Every time you upload audio to Otter.ai, Rev, or any cloud transcription service, your voice — meetings, medical notes, personal memos, legal consultations — lands on someone else’s server. Most of these services retain your data for model training unless you pay for enterprise tiers with opt-outs. Some keep it indefinitely.
You do not need any of them. OpenAI’s Whisper model is open-source, runs on consumer hardware, and transcribes English at under 8% word error rate — better than most paid services. This guide covers two ways to set it up: whisper.cpp for people who want a fast, lightweight command-line tool, and faster-whisper for Python users who need scripting flexibility. Both run entirely on your machine.
Which tool should you pick
There are three main ways to run Whisper locally.
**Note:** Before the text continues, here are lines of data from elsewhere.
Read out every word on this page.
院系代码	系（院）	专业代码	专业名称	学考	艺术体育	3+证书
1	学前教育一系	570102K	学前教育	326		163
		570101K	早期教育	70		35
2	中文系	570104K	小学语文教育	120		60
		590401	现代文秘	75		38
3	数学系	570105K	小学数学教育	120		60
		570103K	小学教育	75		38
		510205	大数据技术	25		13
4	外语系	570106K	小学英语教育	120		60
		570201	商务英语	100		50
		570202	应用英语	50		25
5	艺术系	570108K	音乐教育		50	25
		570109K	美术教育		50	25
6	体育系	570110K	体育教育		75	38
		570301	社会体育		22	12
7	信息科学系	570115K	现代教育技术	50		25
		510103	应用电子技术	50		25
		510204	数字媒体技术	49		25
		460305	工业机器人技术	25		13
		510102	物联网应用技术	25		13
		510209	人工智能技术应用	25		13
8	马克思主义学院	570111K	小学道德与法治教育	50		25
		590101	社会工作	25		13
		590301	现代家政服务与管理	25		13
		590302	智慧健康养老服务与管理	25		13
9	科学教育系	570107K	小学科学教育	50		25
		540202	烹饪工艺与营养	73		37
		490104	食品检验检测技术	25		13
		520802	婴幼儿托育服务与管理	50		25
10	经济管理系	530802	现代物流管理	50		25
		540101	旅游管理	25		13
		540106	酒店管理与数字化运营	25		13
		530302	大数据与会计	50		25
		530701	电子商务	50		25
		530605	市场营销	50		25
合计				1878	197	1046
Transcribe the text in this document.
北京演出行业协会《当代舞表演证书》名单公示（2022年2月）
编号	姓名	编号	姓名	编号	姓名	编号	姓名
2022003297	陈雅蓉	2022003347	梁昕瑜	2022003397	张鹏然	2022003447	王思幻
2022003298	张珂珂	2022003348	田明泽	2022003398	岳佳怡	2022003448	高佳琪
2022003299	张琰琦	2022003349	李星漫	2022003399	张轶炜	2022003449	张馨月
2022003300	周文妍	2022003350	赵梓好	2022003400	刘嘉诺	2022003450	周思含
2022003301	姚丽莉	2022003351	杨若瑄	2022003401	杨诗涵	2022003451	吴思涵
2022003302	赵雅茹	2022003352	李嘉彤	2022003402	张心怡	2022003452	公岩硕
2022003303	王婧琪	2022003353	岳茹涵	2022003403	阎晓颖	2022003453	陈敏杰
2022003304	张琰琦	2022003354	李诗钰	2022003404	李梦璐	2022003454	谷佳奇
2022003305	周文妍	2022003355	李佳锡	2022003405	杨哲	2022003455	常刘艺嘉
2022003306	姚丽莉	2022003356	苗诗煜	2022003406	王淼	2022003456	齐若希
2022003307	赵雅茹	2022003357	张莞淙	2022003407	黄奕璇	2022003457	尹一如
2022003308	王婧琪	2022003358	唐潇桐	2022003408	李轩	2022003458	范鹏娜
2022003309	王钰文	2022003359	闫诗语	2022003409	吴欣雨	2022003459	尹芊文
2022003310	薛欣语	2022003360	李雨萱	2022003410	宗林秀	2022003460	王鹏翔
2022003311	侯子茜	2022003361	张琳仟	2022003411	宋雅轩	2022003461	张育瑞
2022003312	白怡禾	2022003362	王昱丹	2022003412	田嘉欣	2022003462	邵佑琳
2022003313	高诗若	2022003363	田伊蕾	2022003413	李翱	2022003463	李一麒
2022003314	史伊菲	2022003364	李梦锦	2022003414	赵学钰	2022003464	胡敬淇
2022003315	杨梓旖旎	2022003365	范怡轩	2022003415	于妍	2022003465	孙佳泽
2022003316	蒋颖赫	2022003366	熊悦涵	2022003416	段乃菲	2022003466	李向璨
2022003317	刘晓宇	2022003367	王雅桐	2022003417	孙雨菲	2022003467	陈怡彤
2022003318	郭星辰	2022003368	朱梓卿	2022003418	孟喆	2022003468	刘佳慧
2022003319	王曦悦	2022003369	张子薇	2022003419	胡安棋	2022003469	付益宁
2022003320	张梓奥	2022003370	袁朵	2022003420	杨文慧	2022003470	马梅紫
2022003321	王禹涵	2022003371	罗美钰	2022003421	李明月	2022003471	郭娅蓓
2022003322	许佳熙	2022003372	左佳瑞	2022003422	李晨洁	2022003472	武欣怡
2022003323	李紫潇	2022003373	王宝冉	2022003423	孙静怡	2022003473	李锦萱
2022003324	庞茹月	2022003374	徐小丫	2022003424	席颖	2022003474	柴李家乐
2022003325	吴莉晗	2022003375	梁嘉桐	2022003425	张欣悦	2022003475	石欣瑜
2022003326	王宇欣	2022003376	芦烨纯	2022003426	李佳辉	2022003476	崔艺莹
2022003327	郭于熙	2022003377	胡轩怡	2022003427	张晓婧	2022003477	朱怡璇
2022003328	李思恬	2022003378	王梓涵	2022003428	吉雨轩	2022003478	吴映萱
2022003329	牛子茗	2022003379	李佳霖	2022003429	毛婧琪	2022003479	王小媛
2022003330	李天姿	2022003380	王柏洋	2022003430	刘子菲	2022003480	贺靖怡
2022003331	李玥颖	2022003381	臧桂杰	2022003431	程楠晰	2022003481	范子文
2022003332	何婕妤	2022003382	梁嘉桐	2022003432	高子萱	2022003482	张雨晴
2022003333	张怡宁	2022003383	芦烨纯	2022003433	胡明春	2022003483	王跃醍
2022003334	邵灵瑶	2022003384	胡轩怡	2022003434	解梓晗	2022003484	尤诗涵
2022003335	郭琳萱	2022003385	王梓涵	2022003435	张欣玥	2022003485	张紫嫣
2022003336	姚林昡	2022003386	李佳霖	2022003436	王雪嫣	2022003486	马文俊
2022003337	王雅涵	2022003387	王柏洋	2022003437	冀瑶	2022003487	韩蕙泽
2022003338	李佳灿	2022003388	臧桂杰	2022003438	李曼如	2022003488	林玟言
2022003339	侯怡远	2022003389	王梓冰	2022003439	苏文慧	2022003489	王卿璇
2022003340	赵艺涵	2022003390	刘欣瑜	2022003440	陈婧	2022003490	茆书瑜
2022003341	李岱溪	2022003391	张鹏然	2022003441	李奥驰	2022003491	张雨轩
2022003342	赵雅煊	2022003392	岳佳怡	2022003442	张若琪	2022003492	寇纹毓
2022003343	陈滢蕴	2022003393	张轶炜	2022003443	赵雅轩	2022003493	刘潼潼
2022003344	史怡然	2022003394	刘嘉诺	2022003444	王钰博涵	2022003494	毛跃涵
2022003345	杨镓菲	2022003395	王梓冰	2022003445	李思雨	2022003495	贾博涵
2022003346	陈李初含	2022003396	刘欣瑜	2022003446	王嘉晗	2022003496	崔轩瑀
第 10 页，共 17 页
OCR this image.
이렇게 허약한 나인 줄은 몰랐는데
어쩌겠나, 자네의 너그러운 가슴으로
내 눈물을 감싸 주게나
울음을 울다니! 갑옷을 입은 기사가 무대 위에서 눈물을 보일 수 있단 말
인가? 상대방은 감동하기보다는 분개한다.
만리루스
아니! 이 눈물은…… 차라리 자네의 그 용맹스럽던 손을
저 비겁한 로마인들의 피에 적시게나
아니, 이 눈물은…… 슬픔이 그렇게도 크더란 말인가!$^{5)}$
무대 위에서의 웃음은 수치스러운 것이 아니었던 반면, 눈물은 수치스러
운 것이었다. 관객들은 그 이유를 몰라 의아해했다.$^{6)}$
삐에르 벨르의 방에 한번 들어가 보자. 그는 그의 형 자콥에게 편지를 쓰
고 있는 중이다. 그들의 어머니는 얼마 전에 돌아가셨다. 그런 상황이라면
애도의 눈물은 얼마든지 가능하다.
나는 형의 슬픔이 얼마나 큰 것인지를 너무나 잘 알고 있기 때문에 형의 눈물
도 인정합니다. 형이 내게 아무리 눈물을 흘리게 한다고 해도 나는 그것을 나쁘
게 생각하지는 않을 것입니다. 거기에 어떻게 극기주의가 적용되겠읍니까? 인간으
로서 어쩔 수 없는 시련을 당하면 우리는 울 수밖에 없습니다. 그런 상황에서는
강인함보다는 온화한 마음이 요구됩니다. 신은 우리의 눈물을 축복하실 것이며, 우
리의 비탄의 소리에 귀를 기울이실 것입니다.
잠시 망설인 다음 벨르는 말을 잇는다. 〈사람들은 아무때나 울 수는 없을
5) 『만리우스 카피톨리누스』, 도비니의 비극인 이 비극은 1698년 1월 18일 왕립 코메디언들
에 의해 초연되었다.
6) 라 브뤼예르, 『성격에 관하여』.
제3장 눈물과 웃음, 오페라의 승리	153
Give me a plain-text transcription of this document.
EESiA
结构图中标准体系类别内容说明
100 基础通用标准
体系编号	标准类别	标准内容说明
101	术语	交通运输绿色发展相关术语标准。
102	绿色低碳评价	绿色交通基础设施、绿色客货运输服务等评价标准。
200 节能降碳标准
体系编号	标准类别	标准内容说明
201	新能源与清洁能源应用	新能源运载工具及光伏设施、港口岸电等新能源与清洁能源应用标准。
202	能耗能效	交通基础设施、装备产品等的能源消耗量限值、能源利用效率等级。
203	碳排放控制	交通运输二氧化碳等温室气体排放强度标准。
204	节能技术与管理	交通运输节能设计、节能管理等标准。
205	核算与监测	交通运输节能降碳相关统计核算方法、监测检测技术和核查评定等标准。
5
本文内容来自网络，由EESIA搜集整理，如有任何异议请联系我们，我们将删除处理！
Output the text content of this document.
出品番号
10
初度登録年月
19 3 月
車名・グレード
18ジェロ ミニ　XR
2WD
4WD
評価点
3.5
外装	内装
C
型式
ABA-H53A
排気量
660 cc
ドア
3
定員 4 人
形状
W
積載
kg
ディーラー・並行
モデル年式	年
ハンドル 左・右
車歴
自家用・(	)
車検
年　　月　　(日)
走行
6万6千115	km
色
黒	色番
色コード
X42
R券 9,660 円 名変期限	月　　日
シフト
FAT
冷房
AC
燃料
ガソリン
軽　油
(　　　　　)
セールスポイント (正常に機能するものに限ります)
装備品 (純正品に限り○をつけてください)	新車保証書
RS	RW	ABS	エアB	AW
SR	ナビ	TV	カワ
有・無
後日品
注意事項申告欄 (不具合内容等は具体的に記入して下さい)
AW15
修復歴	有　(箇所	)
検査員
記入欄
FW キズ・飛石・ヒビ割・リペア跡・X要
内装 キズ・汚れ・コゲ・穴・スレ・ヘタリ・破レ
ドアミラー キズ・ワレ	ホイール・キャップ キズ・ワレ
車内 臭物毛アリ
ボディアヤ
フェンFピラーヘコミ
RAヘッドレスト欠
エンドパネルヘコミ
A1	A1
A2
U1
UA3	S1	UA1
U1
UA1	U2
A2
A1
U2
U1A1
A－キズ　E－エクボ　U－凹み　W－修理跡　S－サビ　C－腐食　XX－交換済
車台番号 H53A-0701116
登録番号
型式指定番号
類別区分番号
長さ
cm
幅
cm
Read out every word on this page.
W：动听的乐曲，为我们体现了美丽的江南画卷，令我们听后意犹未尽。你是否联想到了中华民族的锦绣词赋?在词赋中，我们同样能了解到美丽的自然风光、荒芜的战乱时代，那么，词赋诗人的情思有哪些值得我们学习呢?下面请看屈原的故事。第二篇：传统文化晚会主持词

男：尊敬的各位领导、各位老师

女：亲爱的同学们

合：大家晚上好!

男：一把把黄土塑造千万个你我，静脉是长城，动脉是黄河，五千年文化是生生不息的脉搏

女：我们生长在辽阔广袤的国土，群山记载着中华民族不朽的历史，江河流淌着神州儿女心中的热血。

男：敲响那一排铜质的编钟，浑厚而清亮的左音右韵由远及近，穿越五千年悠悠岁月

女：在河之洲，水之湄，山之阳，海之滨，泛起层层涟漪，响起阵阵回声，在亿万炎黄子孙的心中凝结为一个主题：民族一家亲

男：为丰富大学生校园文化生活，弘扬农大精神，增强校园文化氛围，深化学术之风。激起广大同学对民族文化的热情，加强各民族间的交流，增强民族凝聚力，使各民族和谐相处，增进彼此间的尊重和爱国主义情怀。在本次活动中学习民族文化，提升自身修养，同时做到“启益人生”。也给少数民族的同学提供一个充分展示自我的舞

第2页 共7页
Here is how they compare:
| Tool | Language | Best for | Speed vs. original | GPU support |
|---|---|---|---|---|
| whisper.cpp | C/C++ | CLI transcription, Apple Silicon | ~2x faster | Metal, CUDA, OpenVINO |
| faster-whisper | Python | Scripting, batch jobs, pipelines | ~4x faster | CUDA (NVIDIA) |
| Original Whisper | Python | Compatibility, research | Baseline | CUDA |
Short version: If you have a Mac, use whisper.cpp — it has native Metal acceleration and needs no Python environment. If you have an NVIDIA GPU and want to build transcription into a script or pipeline, use faster-whisper. Skip the original Whisper implementation unless you specifically need it for research; it is the slowest of the three.
Hardware requirements
Be honest with yourself about what your machine can handle. Bigger models produce better transcriptions but need more resources.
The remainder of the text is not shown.